Il est exclu par décision du 21 octobre 2009, sur pied des articles 51 et 52bis (non-présentation), de même sur base de l’article 56 (pour la durée de son indisponibilité) et sur pied de l’article 58 (parce qu’il n’est pas inscrit comme demandeur d’emploi). D’autres sanctions sont prises sur pied de l’article 56, § 1er, 66 de l’arrêté royal (l’intéressé n’étant plus disponible sur le marché de l’emploi et ne résidant pas effectivement sur le territoire belge de manière régulière) et sur pied de l’article 154 pour une période de 4 semaines (parce qu’il n’a pas complété sa carte de contrôle correctement), l’ONEm décidant de récupérer les allocations perçues indûment du 1er juin 2009 au 22 septembre 2009 en sus.

L’intéressé introduit un recours devant le Tribunal du travail de Charleroi, qui le déboute.

Il forme dès lors appel, demandant l’annulation de la décision dans toutes ses dispositions et, à titre subsidiaire, la réduction des sanctions.

La décision de la cour

La cour examine l’affaire, dans un premier temps, à partir de la notion de justification suffisante, telle que figurant aux articles 51, § 1er et 52bis de l’arrêté royal. En vertu de ces dispositions, le travailleur devenu chômeur par suite de circonstances dépendant de sa volonté peut être exclu du bénéfice des allocations pendant 4 semaines au moins et 52 semaines au plus s’il s’abstient de se présenter sans justification suffisante au service de l’emploi ou de la formation professionnelle alors qu’il a été convoqué.

Pour la cour, l’Accord de Coopération du 3 mai 1999 entre l’Etat, les Communautés et les Régions concernant le plan d’accompagnement des chômeurs peut donner une piste de réflexion, son annexe 2 prévoyant la possibilité d’invoquer des « motifs valables » de nature à justifier l’absence à une convocation. Ceux-ci visent non seulement les éléments en lien avec la disponibilité positive sur le marché de l’emploi, mais aussi les actions spécifiques, notamment, consécutives à des accords de coopération menées par les administrations en vue du développement des chances et des capacités d’insertion des personnes. Pour la cour, ces critères peuvent être transposés à la situation de l’espèce, le juge pouvant tenir compte des efforts de réinsertion fournis par le chômeur en recherchant activement un emploi et en collaborant avec les services pour augmenter ses chances.

La cour examine dès lors les explications avancées, étant que, pour la première convocation, celle-ci est arrivée pendant une période de vacances, période que l’intéressé avait dûment reprise sur sa carte de pointage et que la situation s’est présentée de la même manière pour la seconde.

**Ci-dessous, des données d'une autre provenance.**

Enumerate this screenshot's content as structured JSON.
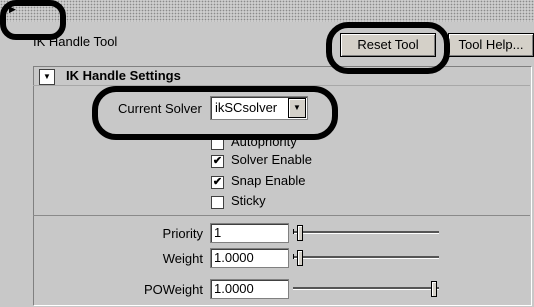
{
  "title_bar": {
    "collapse_arrow_icon": "right-triangle-icon"
  },
  "toolbar": {
    "tool_title": "IK Handle Tool",
    "reset_label": "Reset Tool",
    "help_label": "Tool Help..."
  },
  "section": {
    "title": "IK Handle Settings",
    "collapse_icon": "down-triangle-icon"
  },
  "solver": {
    "label": "Current Solver",
    "value": "ikSCsolver"
  },
  "checkboxes": [
    {
      "label": "Autopriority",
      "checked": false,
      "mark": ""
    },
    {
      "label": "Solver Enable",
      "checked": true,
      "mark": "✔"
    },
    {
      "label": "Snap Enable",
      "checked": true,
      "mark": "✔"
    },
    {
      "label": "Sticky",
      "checked": false,
      "mark": ""
    }
  ],
  "fields": [
    {
      "label": "Priority",
      "value": "1",
      "slider_fraction": 0.0
    },
    {
      "label": "Weight",
      "value": "1.0000",
      "slider_fraction": 0.0
    },
    {
      "label": "POWeight",
      "value": "1.0000",
      "slider_fraction": 1.0
    }
  ]
}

Il précise que, lors de son retour, le délai pour retirer le pli recommandé à la Poste était expiré. La cour constate que, si le chômeur doit mettre tout en œuvre pour répondre aux convocations, il est cependant autorisé, par la réglementation, à prendre des vacances, les conditions de celles-ci devant cependant être respectées et, notamment, l’apposition de la lettre « V » sur la carte de pointage. Le dossier étant incomplet à cet égard, la cour ne règle pas la question, renvoyant la décision finale sur ce point dans le cadre d’une réouverture des débats.

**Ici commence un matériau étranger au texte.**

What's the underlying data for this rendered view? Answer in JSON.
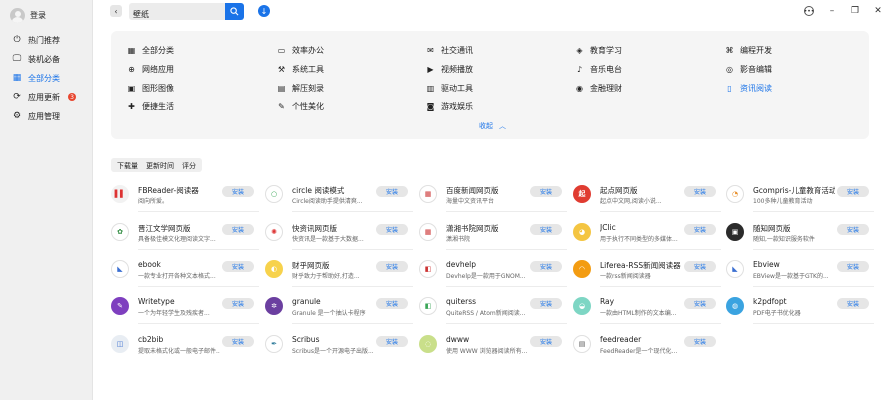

Elle examine, cependant, la question de la mesure d’exclusion visée à l’article 56, § 1er, 2e alinéa de l’arrêté royal, étant l’exclusion de 13 semaines pour indisponibilité sur le marché de l’emploi (réserves non fondées).

Elle rappelle la notion d’indisponibilité, précisée par ailleurs dans une circulaire 056.D.01 du 20 décembre 1992. Cette notion vise une indisponibilité objective plus générale et une indisponibilité subjective plus spécifique. La première concerne le chômeur qui, en raison d’une disposition légale ou réglementaire, ou par suite de circonstances de fait, se trouve dans l’impossibilité d’accepter toute offre d’emploi convenable. La seconde, celui qui manifeste clairement sa volonté de ne pas travailler ou de ne travailler que sous certaines conditions non justifiées. Dans le premier cas, l’exclusion vise toute la période et peut être rétroactive, contrairement au second.

En l’espèce, est visée l’indisponibilité subjective, eu égard au projet exposé par l’intéressé quant à ses activités en France en hiver. La cour constate cependant que l’ONEm ne précise pas quelles sont les réserves que l’appelant aurait faites dans la déclaration en cause et, avec le Ministère public, la cour constate que tel n’est pas le cas, d’autant que la réglementation européenne favorise la circulation des travailleurs.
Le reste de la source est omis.